2) Coating photoresist positive resist on the front side of the film;

3) Baking removes the thinner of the photoresist;

4) exposure, then bake to fix the graphics;

5) Corrosion of excess metal;

6) using acetone to dissolve the photoresist;

7) Dry the grating after cleaning.

In step 4), use a double-sided contrast exposure machine to expose for 6 seconds and bake for 30 minutes;

In step 5), a mixed solution of nitric acid, phosphoric acid and glacial acetic acid is prepared at a molar ratio of 1:1:6, and the excess metal is corroded with the solution.

The reflectance of the metal grating prepared by the technology of the invention is about 50% lower than that of the original metal in the infrared band, and has similar filter characteristics.

Compared with the prior art, the present invention has the advantages of:

(1) The metal grating is coated by sputtering, the thickness of the grating is only nanometers, and since the sputtering time is proportional to the film thickness, the thickness of the grating can be easily controlled by the sputtering time;

(2) The process of making the grating is simple, only one exposure and corrosion is required, and it can be formed directly;

(3) The substrate of the grating is K9 glass, the materials required for corrosion and development are common chemicals, and the production cost is low;

(4) The grating has high precision, straight lines, period and slit width can be directly controlled by the mask pattern.

Description of drawings

Fig. 1 is a structural schematic diagram of the present invention. In the figure, 1 is a metal strip, and 2 is a glass substrate.

Detailed ways

Magnetron sputtering is to perform high-speed sputtering under low pressure, and the ionization rate of the gas must be effectively increased. By introducing a magnetic field on the surface of the target cathode, using the magnetic field to confine the charged particles to increase the plasma density and increase the sputtering rate. Magnetron sputtering itself is a mature process, and the present invention adopts this process as grating coating to coat photoresist positive resist on the front side of the film, bake for 15 minutes to remove the diluent of photoresist; adopt double-sided contrast exposure machine to expose for 6 seconds, Bake for 30 minutes to fix the pattern; prepare a mixed solution of nitric acid, phosphoric acid and glacial acetic acid at a molar ratio of 1:1:6, and use the solution to etch excess metal; use acetone to dissolve the photoresist and clean the grating with deionized water After drying, the samples were obtained.

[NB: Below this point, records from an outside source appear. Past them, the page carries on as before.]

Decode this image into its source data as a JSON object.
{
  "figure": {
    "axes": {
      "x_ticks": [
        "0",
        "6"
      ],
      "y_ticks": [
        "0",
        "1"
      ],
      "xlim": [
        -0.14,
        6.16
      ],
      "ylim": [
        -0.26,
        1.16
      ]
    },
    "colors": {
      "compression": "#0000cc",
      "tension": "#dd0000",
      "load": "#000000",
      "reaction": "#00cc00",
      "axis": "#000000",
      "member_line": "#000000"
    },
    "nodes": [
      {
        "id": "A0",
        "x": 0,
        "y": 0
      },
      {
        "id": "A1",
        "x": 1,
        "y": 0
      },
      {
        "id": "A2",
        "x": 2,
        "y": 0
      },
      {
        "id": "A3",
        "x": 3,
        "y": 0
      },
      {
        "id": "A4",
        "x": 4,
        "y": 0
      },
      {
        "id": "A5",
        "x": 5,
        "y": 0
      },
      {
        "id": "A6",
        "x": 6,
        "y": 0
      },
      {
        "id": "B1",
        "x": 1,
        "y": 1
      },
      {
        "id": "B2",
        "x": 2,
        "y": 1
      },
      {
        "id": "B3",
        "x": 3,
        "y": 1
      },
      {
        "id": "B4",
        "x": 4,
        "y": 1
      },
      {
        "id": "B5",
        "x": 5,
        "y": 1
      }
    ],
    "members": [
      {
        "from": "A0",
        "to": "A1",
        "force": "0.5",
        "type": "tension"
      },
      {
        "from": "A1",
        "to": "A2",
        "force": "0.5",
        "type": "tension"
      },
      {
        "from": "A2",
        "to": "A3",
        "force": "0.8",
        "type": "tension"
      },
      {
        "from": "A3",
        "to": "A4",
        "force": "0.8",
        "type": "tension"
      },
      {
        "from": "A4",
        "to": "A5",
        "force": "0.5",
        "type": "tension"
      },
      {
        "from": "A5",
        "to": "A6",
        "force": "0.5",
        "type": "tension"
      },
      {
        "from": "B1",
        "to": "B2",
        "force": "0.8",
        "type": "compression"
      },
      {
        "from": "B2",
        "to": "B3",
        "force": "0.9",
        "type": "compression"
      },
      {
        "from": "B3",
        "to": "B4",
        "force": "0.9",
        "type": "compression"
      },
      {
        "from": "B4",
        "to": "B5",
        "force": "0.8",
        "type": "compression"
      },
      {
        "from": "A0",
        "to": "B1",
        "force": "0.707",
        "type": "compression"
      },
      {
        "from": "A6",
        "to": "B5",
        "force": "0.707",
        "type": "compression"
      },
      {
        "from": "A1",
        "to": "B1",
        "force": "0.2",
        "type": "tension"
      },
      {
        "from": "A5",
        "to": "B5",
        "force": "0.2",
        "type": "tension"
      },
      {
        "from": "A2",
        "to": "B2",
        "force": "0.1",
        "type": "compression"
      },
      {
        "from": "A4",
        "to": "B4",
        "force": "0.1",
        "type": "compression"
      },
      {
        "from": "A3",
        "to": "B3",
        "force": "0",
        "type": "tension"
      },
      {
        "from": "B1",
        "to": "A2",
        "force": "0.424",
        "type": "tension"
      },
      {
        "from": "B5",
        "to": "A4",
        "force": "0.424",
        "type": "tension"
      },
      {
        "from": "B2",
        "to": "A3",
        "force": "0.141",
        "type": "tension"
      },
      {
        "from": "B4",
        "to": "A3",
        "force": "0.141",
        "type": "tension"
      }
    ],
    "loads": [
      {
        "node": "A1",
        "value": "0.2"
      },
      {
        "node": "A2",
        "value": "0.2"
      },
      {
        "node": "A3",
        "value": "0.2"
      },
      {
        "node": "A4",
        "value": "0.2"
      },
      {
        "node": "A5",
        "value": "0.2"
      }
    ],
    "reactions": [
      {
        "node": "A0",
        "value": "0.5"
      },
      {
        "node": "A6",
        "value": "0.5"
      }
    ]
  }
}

The metal thickness of the grating can be set according to the needs. The description has fully explained the principle and necessary technical details of the present invention, and those of ordinary skill can implement it according to the description, so more specific technical details will not be repeated.

Claims (1)

1. The preparation method of micron-scale anti-reflection metal grating is characterized in that, comprises the following steps: 1) Magnetron sputtering coating; 2) Coating photoresist positive resist on the front of the film; 3) Bake to remove the photoresist thinner; 4) Use a double-sided contrast exposure machine to expose for 6 seconds, and then bake for 30 minutes to fix the pattern; 5) Prepare a mixed solution of nitric acid, phosphoric acid and glacial acetic acid with a molar ratio of 1:1:6, and use this solution to corrode excess metal; 6) Use acetone to dissolve the photoresist; 7) Dry the grating after cleaning.